Bias Association Discovery Framework for Open-Ended LLM Generations¶
Conference: AAAI 2026 arXiv: 2508.01412 Code: GitHub Area: Human Understanding / LLM Bias Evaluation Keywords: Social Bias, LLM Generation, Bias Association Discovery, Open-Ended Generation, Demographic Identity
TL;DR¶
This paper proposes the Bias Association Discovery Framework (BADF), which systematically extracts both known and unknown bias associations between demographic identities and descriptive concepts from LLM open-ended story generation, overcoming the limitation of prior methods that rely on predefined bias concepts.
Background & Motivation¶
Background: LLMs trained on large-scale real-world data inevitably encode social biases, leading to unfair representational harm across different demographic groups. Existing bias evaluation methods (e.g., cloze tests, multiple-choice QA) have made progress but largely rely on predefined identity–concept association pairs for measurement.
Limitations of Prior Work: Existing methods can only detect known biases (e.g., "elderly ↔ forgetful") and are unable to discover novel, unexpected bias associations latent in models.

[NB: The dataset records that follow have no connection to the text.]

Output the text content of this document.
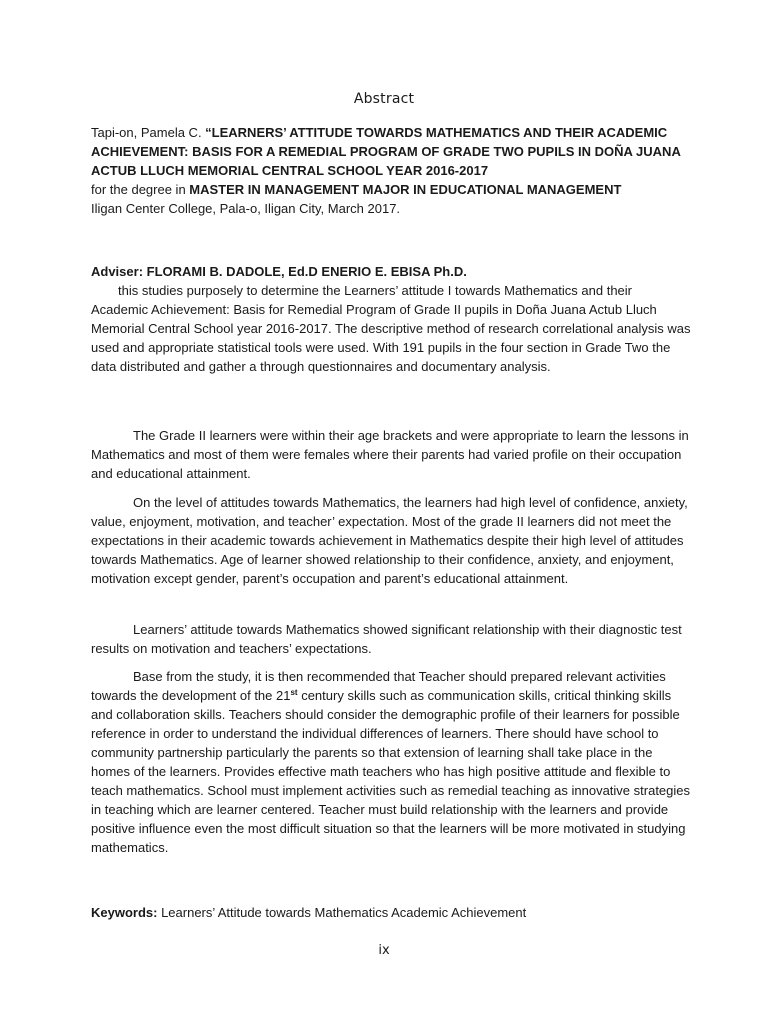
Abstract
Tapi-on, Pamela C. “LEARNERS’ ATTITUDE TOWARDS MATHEMATICS AND THEIR ACADEMIC ACHIEVEMENT: BASIS FOR A REMEDIAL PROGRAM OF GRADE TWO PUPILS IN DOÑA JUANA ACTUB LLUCH MEMORIAL CENTRAL SCHOOL YEAR 2016-2017
for the degree in MASTER IN MANAGEMENT MAJOR IN EDUCATIONAL MANAGEMENT
Iligan Center College, Pala-o, Iligan City, March 2017.
Adviser: FLORAMI B. DADOLE, Ed.D ENERIO E. EBISA Ph.D.
this studies purposely to determine the Learners’ attitude I towards Mathematics and their Academic Achievement: Basis for Remedial Program of Grade II pupils in Doña Juana Actub Lluch Memorial Central School year 2016-2017. The descriptive method of research correlational analysis was used and appropriate statistical tools were used. With 191 pupils in the four section in Grade Two the data distributed and gather a through questionnaires and documentary analysis.
The Grade II learners were within their age brackets and were appropriate to learn the lessons in Mathematics and most of them were females where their parents had varied profile on their occupation and educational attainment.
On the level of attitudes towards Mathematics, the learners had high level of confidence, anxiety, value, enjoyment, motivation, and teacher’ expectation. Most of the grade II learners did not meet the expectations in their academic towards achievement in Mathematics despite their high level of attitudes towards Mathematics. Age of learner showed relationship to their confidence, anxiety, and enjoyment, motivation except gender, parent’s occupation and parent’s educational attainment.
Learners’ attitude towards Mathematics showed significant relationship with their diagnostic test results on motivation and teachers’ expectations.
Base from the study, it is then recommended that Teacher should prepared relevant activities towards the development of the 21st century skills such as communication skills, critical thinking skills and collaboration skills. Teachers should consider the demographic profile of their learners for possible reference in order to understand the individual differences of learners. There should have school to community partnership particularly the parents so that extension of learning shall take place in the homes of the learners. Provides effective math teachers who has high positive attitude and flexible to teach mathematics. School must implement activities such as remedial teaching as innovative strategies in teaching which are learner centered. Teacher must build relationship with the learners and provide positive influence even the most difficult situation so that the learners will be more motivated in studying mathematics.
Keywords: Learners’ Attitude towards Mathematics Academic Achievement
ix
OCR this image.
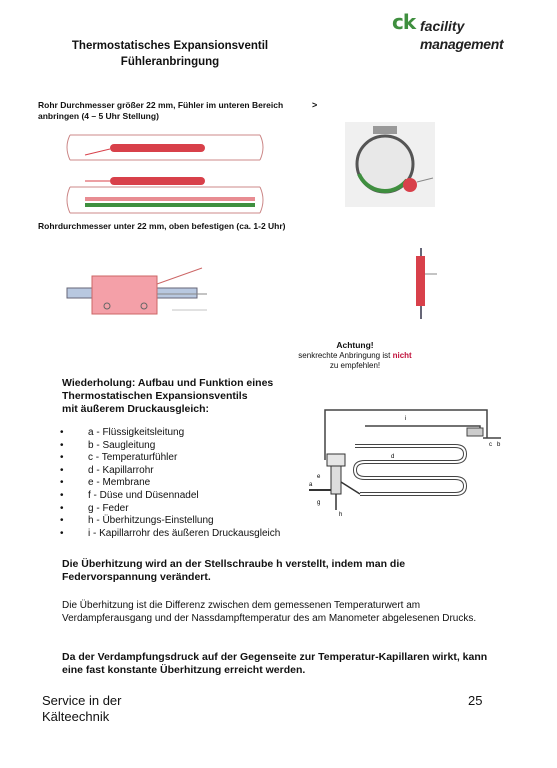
Thermostatisches Expansionsventil
Fühleranbringung
ck facility
management
Rohr Durchmesser größer 22 mm, Fühler im unteren Bereich
anbringen (4 – 5 Uhr Stellung)
>
Rohrdurchmesser unter 22 mm, oben befestigen (ca. 1-2 Uhr)
Achtung!
senkrechte Anbringung ist nicht
zu empfehlen!
Wiederholung: Aufbau und Funktion eines
Thermostatischen Expansionsventils
mit äußerem Druckausgleich:
• a - Flüssigkeitsleitung
• b - Saugleitung
• c - Temperaturfühler
• d - Kapillarrohr
• e - Membrane
• f - Düse und Düsennadel
• g - Feder
• h - Überhitzungs-Einstellung
• i - Kapillarrohr des äußeren Druckausgleich
i
c b
a
d
e
g
h
Die Überhitzung wird an der Stellschraube h verstellt, indem man die Federvorspannung verändert.
Die Überhitzung ist die Differenz zwischen dem gemessenen Temperaturwert am Verdampferausgang und der Nassdampftemperatur des am Manometer abgelesenen Drucks.
Da der Verdampfungsdruck auf der Gegenseite zur Temperatur-Kapillaren wirkt, kann eine fast konstante Überhitzung erreicht werden.
Service in der
Kälteechnik
25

Even recent work such as BiasDora, which attempts open-ended discovery, is limited to word-level associations and cannot capture sentence-level or narrative-level complex bias patterns.
Key Challenge: LLMs are predominantly deployed in open-ended generation scenarios (e.g., story writing, dialogue), yet bias evaluation methods remain confined to constrained, template-based assessments—a severe mismatch between the evaluation paradigm and the usage paradigm.
Goal: To systematically discover and quantify both known and unknown bias associations from LLMs' open-ended free-form generated text.
Key Insight: Story generation is adopted as the open-ended task vehicle. By configuring diverse location and demographic identity combinations, LLMs are allowed to naturally expose their encoded social biases.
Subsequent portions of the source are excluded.